Ну вот, мне уже и весело. Куда дальше? А есть, впрочем, один дом, куда я не поленюсь слетать, хоть он и в… Ну, пусть будет в Бирюлеве. Третий этаж, кажется. Я стояла тут и хотела только одного: честного разговора. А получила трусливые невнятные туманности, ср…ную загадочность и томный прищур с претензией на Клинта Иствуда. А вот и герой давно забытого романа. Колышутся дешевые занавески, и я вижу, как он спит. Давно не милое сердцу лицо, пустые бутылки дешевого пива и неизменный «Спорт-Экспресс». Дай-ка я посмот­рю на тебя поближе. Боже мой, как ты постарел, милый. Да теперь уже и не знаю, был ли ты хорош, или все это опять моя окаянная фантазия натворила тогда дел. Хочешь, расскажу, что было дальше? Когда я, маленькая, глупая и смелая, сказала тебе, взрослому, пьяному и трусливому, все честные и важные слова? Ты спи, а я расскажу тебе эту сказку. Я села в такси и машинально назвала адрес. Ты когда-нибудь рыдал до икоты, до головной боли, до отупения и абсолютной пустоты? Ты приезжал в спящий утренним, крепким сном дом, засовывал голову под ледяную воду, отбивался от сильных рук подруги, вливающих тебе в глотку водку? Чтобы спать. Чтобы отложить до завтра. Чтобы не сойти с ума, захлебнувшись обидой, стыдом и чувством абсолютной несправедливости. «Нет» по всем трем пунктам? Тогда месть моя будет проста: я просто поставлю рядом с твоей кроватью еще пива и положу свежий «Спорт-Экспресс», хорошо? Вот она я, стою рядом, посмот­ри. Я умна, у меня очень белая кожа, и я умею любить. А тебе достанутся только газета и пиво. Да, жестоко, согласна. Но ведь и ты никогда не был честен, смел и великодушен. Спокойной ночи.
 
Куда бы дальше? В редакцию одного средне известного телеканала, где на мне оттачивали, отыгрывались и срывали? Да ладно, наверное, это было не от хорошей жизни. К одному сильно пьющему бесперспективному артисту, укравшему мои режиссерские идеи, концепцию и декорации спектакля? Да хрен с ним, честное слово, — я-то придумаю еще, а он уже вряд ли. Пусть хоть в чем-то почувствует себя победителем, мне уже не жалко, даже смешно. В онкоцентр? Так они делали что могли, тут нет ничьей вины, как бы ужасно это ни звучало. Дай им, Господи, сил, здоровья и упорства спасти кого-то другого. К бывшей подружке?
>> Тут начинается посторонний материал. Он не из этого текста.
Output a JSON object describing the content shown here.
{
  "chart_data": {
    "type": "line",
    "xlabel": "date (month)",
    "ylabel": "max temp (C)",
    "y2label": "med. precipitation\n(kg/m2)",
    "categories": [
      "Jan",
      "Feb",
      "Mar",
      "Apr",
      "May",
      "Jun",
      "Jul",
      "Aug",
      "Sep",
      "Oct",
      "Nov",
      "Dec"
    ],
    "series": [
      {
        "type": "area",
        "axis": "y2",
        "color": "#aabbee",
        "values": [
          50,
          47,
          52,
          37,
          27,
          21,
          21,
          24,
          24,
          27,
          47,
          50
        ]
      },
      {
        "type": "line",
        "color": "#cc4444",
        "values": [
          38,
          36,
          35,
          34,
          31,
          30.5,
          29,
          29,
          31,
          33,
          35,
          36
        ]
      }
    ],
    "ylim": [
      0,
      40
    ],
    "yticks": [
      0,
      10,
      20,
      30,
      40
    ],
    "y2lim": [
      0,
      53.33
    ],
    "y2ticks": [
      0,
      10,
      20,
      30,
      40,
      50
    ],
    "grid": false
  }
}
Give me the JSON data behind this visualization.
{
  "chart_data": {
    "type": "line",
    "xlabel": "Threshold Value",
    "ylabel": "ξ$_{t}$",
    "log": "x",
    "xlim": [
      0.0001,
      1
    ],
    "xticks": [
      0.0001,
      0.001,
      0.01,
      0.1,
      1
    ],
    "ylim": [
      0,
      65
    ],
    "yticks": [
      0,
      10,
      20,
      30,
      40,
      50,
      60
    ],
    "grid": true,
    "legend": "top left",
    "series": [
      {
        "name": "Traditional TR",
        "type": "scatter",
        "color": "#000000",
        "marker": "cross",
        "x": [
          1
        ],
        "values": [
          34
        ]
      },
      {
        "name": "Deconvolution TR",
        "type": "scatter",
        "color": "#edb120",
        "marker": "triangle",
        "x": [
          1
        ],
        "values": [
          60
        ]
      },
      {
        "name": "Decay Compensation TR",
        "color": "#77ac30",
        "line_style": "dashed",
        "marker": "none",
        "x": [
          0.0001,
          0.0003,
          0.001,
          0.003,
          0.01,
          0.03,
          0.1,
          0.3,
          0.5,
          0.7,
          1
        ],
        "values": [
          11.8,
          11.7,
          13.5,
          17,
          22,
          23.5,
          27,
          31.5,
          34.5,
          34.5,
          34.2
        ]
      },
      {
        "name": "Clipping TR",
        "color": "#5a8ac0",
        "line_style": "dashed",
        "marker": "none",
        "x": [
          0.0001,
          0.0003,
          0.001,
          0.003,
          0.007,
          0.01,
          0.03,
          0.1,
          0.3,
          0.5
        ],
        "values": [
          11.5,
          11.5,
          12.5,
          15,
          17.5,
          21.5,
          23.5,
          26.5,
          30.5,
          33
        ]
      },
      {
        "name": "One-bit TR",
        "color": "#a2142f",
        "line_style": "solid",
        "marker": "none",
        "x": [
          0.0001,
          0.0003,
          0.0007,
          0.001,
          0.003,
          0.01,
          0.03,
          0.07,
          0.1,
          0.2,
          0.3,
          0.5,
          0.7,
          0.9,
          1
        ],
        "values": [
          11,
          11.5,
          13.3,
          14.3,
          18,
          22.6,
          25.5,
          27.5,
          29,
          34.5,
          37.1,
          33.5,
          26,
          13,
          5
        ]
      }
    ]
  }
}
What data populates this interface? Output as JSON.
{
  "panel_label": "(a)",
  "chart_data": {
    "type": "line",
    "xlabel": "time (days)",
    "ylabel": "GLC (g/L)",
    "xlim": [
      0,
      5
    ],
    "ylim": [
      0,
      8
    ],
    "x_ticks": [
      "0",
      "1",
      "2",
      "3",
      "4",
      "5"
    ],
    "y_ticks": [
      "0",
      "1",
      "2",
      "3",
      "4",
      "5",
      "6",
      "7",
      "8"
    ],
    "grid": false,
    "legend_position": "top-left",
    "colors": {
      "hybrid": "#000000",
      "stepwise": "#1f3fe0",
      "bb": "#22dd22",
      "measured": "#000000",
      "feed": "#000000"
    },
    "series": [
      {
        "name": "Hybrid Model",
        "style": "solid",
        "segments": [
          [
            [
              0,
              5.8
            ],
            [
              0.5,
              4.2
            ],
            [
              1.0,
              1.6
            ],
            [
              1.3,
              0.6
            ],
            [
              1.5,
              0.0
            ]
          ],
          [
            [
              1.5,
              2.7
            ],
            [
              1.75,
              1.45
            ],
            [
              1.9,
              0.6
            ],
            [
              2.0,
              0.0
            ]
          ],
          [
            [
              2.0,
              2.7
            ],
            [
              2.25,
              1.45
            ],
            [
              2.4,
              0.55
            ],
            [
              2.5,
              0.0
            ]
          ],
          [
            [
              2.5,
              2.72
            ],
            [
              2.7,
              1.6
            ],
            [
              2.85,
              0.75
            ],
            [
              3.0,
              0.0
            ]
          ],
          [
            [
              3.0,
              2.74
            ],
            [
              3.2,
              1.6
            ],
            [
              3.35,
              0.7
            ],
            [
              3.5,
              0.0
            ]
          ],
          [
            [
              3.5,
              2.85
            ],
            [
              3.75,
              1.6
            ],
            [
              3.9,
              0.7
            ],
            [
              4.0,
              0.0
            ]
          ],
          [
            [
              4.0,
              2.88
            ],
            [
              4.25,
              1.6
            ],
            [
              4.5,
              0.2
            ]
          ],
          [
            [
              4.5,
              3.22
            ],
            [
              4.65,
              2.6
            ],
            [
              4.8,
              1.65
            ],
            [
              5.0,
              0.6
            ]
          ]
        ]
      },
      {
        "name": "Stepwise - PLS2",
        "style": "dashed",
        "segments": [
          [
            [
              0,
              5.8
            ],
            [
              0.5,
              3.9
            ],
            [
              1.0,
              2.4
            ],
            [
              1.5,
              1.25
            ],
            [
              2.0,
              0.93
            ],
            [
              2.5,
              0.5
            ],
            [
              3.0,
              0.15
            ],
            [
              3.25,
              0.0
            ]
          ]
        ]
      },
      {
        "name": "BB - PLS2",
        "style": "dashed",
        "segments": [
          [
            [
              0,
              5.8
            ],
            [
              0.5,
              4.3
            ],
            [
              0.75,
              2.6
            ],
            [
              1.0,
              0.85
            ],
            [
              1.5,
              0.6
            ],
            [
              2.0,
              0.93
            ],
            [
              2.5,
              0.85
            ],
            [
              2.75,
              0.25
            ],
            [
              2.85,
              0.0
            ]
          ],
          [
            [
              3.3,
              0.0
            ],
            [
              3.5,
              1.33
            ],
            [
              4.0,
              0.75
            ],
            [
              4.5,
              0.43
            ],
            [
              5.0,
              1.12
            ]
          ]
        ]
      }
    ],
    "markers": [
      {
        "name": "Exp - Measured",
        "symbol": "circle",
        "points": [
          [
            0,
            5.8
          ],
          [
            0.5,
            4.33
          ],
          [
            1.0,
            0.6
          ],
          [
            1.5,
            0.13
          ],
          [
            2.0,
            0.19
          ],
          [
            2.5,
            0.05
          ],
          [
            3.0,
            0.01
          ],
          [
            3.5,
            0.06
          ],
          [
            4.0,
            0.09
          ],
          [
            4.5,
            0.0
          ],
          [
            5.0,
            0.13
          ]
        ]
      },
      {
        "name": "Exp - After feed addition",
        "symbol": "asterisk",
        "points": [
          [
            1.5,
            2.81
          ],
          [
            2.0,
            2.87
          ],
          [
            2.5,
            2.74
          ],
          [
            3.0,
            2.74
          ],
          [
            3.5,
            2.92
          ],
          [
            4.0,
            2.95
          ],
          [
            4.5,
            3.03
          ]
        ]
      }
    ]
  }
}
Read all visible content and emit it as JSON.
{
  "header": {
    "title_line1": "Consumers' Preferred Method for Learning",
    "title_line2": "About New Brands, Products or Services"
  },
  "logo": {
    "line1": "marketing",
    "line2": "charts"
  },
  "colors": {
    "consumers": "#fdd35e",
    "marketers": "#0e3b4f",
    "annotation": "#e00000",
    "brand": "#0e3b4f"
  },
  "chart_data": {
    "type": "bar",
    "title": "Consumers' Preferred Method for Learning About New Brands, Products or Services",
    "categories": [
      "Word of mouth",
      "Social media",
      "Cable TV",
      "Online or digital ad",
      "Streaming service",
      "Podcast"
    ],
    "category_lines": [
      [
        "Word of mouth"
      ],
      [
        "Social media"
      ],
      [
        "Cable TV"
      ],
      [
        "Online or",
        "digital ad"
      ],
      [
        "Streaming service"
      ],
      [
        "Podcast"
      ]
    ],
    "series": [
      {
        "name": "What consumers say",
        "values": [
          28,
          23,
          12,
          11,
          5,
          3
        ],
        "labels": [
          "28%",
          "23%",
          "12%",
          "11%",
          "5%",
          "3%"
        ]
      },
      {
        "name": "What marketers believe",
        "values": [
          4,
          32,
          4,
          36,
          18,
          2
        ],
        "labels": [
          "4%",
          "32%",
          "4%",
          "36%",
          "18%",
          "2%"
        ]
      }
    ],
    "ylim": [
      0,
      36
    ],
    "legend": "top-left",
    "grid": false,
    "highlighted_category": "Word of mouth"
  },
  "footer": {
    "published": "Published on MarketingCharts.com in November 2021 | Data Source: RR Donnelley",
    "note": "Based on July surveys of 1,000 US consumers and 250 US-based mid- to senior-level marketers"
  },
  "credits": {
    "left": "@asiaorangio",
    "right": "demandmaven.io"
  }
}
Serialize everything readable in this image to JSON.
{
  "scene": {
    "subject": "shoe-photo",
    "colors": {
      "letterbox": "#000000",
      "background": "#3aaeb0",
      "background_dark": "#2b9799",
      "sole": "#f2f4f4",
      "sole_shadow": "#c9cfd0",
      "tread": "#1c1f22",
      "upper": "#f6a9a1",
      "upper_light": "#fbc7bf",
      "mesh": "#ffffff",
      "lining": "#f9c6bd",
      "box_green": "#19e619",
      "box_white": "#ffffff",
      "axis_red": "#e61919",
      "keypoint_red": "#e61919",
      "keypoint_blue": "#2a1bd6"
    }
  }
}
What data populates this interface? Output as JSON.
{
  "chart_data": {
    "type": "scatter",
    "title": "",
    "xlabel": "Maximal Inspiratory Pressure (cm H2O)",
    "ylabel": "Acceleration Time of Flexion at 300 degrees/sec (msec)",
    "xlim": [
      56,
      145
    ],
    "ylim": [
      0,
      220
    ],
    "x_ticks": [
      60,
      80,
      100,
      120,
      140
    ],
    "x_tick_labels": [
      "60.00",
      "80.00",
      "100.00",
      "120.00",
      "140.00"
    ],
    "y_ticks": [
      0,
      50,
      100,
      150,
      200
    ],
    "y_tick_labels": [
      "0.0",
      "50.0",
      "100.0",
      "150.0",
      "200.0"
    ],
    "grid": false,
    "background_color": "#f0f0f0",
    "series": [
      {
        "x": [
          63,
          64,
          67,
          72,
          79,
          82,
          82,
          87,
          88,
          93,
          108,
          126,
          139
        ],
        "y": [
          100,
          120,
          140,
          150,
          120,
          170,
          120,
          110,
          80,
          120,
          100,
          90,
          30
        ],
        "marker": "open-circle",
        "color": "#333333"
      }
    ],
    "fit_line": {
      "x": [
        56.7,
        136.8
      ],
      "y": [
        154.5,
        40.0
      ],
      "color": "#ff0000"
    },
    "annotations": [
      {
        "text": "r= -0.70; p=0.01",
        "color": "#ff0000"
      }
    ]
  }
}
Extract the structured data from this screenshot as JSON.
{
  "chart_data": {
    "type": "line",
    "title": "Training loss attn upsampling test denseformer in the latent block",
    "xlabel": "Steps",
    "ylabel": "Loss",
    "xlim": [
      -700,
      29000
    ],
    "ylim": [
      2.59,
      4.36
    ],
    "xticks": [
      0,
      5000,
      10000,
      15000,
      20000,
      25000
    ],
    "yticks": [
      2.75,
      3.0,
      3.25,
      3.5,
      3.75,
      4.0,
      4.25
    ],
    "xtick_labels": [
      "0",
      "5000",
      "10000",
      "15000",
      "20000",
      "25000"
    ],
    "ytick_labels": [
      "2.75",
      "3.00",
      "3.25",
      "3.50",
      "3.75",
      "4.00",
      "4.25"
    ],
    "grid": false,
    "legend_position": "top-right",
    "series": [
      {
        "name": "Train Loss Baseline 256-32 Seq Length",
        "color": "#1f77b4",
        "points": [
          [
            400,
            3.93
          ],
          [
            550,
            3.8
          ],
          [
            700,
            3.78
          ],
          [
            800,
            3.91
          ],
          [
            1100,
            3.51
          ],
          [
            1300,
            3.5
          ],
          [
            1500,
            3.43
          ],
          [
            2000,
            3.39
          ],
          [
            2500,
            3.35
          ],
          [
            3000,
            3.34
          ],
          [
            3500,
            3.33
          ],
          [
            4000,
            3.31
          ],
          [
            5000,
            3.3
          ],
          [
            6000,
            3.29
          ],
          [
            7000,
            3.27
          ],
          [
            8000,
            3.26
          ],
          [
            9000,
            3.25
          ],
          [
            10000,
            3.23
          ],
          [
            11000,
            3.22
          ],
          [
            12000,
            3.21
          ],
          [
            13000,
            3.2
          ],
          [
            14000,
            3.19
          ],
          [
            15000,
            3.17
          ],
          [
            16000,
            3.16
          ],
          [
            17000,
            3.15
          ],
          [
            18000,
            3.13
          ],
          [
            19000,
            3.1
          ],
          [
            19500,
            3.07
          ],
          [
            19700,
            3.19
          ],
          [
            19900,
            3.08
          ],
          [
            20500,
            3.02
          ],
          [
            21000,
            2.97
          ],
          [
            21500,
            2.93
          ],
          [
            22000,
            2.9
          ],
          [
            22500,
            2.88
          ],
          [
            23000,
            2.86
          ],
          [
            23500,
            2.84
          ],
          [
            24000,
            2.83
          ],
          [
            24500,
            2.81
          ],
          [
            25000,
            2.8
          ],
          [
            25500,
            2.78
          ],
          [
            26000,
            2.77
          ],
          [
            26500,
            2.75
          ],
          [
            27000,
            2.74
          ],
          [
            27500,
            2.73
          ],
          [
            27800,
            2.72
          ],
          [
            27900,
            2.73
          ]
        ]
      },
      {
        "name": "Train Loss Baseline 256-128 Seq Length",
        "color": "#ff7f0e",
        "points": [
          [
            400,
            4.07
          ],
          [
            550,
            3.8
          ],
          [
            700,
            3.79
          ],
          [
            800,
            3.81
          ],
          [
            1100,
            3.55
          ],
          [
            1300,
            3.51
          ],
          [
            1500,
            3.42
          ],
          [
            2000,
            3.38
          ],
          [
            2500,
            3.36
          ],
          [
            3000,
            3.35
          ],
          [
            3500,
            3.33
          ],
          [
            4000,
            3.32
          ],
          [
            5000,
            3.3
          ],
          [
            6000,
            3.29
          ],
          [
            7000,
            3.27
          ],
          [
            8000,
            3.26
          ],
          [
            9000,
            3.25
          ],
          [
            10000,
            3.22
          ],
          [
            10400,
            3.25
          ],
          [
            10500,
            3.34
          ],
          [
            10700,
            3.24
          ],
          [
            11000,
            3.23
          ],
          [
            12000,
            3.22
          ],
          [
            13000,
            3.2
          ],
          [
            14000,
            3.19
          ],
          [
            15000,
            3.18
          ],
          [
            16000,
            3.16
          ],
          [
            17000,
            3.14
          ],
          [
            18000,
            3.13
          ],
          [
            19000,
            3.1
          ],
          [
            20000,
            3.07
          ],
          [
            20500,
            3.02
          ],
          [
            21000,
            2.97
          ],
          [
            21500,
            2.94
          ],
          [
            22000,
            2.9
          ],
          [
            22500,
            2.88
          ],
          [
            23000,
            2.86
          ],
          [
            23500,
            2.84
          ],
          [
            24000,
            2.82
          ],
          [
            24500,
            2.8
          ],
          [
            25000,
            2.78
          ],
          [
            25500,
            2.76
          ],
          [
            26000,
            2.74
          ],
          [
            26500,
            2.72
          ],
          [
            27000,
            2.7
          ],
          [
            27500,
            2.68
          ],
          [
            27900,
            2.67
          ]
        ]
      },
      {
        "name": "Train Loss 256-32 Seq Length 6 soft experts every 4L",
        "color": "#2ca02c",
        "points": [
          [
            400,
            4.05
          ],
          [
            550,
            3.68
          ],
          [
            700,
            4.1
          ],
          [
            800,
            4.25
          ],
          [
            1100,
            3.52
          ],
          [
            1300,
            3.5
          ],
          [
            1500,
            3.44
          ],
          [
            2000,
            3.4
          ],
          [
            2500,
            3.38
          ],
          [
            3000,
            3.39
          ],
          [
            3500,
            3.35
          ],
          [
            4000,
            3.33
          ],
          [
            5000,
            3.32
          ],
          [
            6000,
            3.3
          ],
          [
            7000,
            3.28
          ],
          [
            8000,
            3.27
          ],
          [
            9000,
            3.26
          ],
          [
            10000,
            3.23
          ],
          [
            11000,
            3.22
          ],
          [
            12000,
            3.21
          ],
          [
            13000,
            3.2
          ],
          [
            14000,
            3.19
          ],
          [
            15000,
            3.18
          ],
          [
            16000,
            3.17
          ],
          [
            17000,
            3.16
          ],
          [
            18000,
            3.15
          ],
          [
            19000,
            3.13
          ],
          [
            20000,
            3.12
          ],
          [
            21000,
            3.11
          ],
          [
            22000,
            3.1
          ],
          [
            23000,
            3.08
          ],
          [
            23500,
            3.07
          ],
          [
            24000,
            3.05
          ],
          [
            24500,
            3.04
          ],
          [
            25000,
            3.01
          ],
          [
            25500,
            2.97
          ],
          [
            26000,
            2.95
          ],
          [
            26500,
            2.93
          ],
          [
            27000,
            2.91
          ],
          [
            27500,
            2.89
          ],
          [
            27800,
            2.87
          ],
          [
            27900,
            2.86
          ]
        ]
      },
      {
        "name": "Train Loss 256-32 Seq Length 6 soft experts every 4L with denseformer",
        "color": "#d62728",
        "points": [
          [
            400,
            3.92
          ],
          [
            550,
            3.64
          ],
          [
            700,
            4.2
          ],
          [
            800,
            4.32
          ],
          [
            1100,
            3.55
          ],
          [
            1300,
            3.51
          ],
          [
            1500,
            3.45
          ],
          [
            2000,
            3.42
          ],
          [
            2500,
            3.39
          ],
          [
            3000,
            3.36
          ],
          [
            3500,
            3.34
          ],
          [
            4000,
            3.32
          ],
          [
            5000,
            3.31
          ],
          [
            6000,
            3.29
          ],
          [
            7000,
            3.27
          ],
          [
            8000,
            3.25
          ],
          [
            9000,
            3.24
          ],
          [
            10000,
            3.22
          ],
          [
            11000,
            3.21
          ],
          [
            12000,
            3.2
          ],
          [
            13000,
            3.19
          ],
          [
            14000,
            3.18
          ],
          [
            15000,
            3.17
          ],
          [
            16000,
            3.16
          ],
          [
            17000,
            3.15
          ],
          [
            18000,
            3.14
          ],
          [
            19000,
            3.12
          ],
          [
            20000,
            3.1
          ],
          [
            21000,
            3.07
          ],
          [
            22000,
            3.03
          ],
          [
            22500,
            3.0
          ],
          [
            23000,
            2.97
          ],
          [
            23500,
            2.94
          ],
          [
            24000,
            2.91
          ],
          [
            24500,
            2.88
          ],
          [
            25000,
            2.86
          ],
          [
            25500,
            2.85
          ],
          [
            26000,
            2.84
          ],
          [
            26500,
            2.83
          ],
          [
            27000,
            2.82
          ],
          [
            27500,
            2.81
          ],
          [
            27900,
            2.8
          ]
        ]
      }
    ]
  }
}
А вот это можно.
 
Меня, должно быть, редко предавали, если каждый раз для меня это удивление, какое, говорят, застывает на лицах внезапно убитых солдат. Подружка сумела удивить по полной. Вот она, с котом, бокалом чего-то там и с мужчиной. И ей все кажется, что дело в нем. Не в нем, дорогая, совсем не в нем дело. Дело в грязной игре, и ты точно понимаешь, о чем я. Я всегда была с тобой честна, мы бывали в переделках, барах и кулисах, и я всегда играла честно. А ты — нет. Ты, оказалось, не выбирала средств, не помнила «наших правил», не брезговала ничем, чтобы получить желаемое. Ты знаешь, а ведь я бы все поняла, если бы ты сумела честно. Я отомщу тебе не за мужика (никогда не любила гонок с препятствиями, борщом и подножками, да и мужика этого, видимо, тоже не любила), а за неспортивное поведение. И знаешь как? Я тебя забуду. Уже забыла. Мне просто было интересно посмотреть, что ты пьешь.
 
Теперь на крышу, да чтоб повыше. И обязательно в центре. С бутылочкой Prosecco, пожалуй, ведь никто не остановит невидимую бабу на метле за вождение в нетрезвом виде. Я хочу сидеть голая на крыше, глядеть на ничего не подозревающих прохожих, спешащих по своим страшно важным, и думать простую мысль: мне некому и не за что мстить. Получается, что так. Похоже, я действительно счастливый человек. Все дурное прощено, принято или просто забыто — вот так прекрасно устроена моя голова. Я не могу как Маргарита. Похоже, что уже никогда и не смогу. И это, кажется, меня совершенно не расстраивает. Дурных дел сегодня не будет. Пусть будут лучше стихи.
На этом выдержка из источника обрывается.